Все эти хозяйственные мысли носились в мозгу Ивана Никитича пока он благосклонно выслушивал извинения газетчика.

– А что, Петр Анисимович, вишня у вас своя?

Петр Анисимович заметно распустил озабоченные морщины на лбу, заулыбался:

– Своя, Иван Никитич! Не поверите, своя. Мелкую, конечно, ягоду дает, на стол не поставишь. Но на варенье и на компот в самый раз. Все, конечно, зависит от того, какое лето выдастся. Если дождливое, как, например, три года назад оно было, то почти совсем не уродится. А ежели солнечное, как, к примеру, в прошлом году, то вполне приличные ягоды бывают. А желаете, я вам черенок презентую? Если косточку сажать, то вы до морковкина заговенья ждать будете, а так уже года через четыре, через пять точно снимете первый маленький урожай. Я вам непременно срежу черенков. Там, конечно, есть свои сложности: деревце тепло любит, что и говорить. Я вот свои обе вишни на зиму еловым лапником укрываю.

Иван Никитич сначала живо заинтересовался было выращиванием вишневых деревьев, но потом взгляд его упал на паскудную газетенку, и он снова расстроился и сник.

– Ну скажите, Иван Никитич, как мне просить у вас прощения, – уже совсем по-другому, не суетясь, заговорил газетчик. – Я искренне раскаиваюсь. Что мне сделать? Ну, не увольнять же Артемия!

– Артемий Ивлин, смею заметить, не просто враль и празднослов. Он клеветник и пасквилянт!

– Согласен. Да только вот кто вместо него писать будет? Да, он зол, пронырлив, нагл. Но пишет быстро и легок на подъем. Вот вы, Иван Никитич, хорошо пишете, да не быстро. Да и надо ли оно вам – с утра до вечера бегать по городу, собирая последние новости?

Иван Никитич сделал строгое лицо и вытащил из нагрудного кармана аккуратно сложенный листок.

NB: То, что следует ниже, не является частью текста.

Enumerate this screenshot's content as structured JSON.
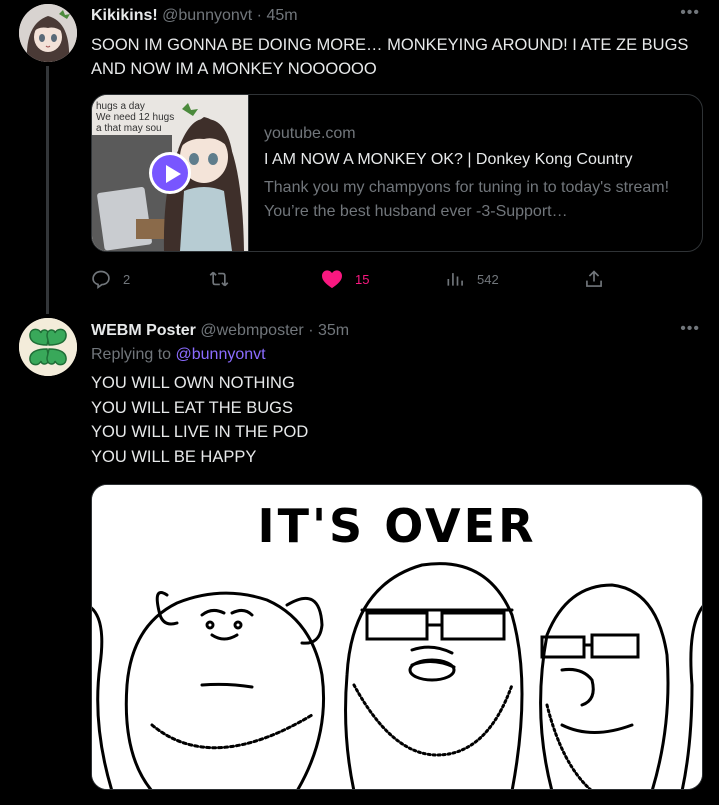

– А не желаете ли напечатать правдивое изложение вчерашних трагических событий, изложенное глазами очевидца? То есть изложенное устами очевидца все то, что его глаза видели? – Иван Никитич снова запутался в словах, огорчился, потянулся было к рюмке, но та была уже пуста. Петр Анисимович сделал вид, что смущения гостя не заметил, долил его рюмку доверху, взял листок, прочел и молча отложил в сторону.

Иван Никитич хотел было снова начать возмущаться, что его оклеветали и не дают рассказать о том, как все было на самом деле, но ощутил в Сладкове некую перемену.

«Что это ты, любезный, задумал? На что решил меня купить?» – заинтересовался Купря, приглядываясь к газетчику. Такое выражение лица Иван Никитич и сам принимал иногда, когда, провинившись, шел к обиженному человеку, желая восстановить мир и припася для этой цели нечто такое, что заставит собеседника забыть о любых раздорах.

– Смерть господина Карпухина – уже не новость, – заговорил Петр Анисимович, поглядывая то на собеседника, то на свою кофейную чашку, как будто советуясь с ней. – Говорят, пристав это дело считает несчастным случаем. Таким по нашим временам никого не удивишь. Жил человек, поскользнулся, упал и помер. Вот и весь сказ. Нет, дорогой Иван Никитич, тут больше писать решительно не о чем. Тем более с вашим талантом.

Петр Анисимович сделал паузу, но Иван Никитич молчал, и газетчик продолжил:

– Если вы действительно желаете материал для моей газеты написать, то я бы мог вам одну идейку подкинуть. Там, полагаю, не на одну статью будет. Но дело деликатное. И касается одной состоятельной семьи.

– А что же, ваш Ивлин не пронюхал еще об этом деле?

– Артемию это не по зубам. Его в тот дом и на порог не пустят с его-то репутацией разносчика сплетен. А вот вы, Иван Никитич, другое дело. Вы человек уже сделавший себе имя как литератор. Как никак в столичных журналах печатаетесь. С вами образованному человеку интересно будет познакомиться и поделиться новостями и переживаниями. Дело нужно будет описать с учтивостью и с изяществом. Речь ведь не просто об очерке, в котором говорилось бы о нравах нашего городка. Нет, там тайна!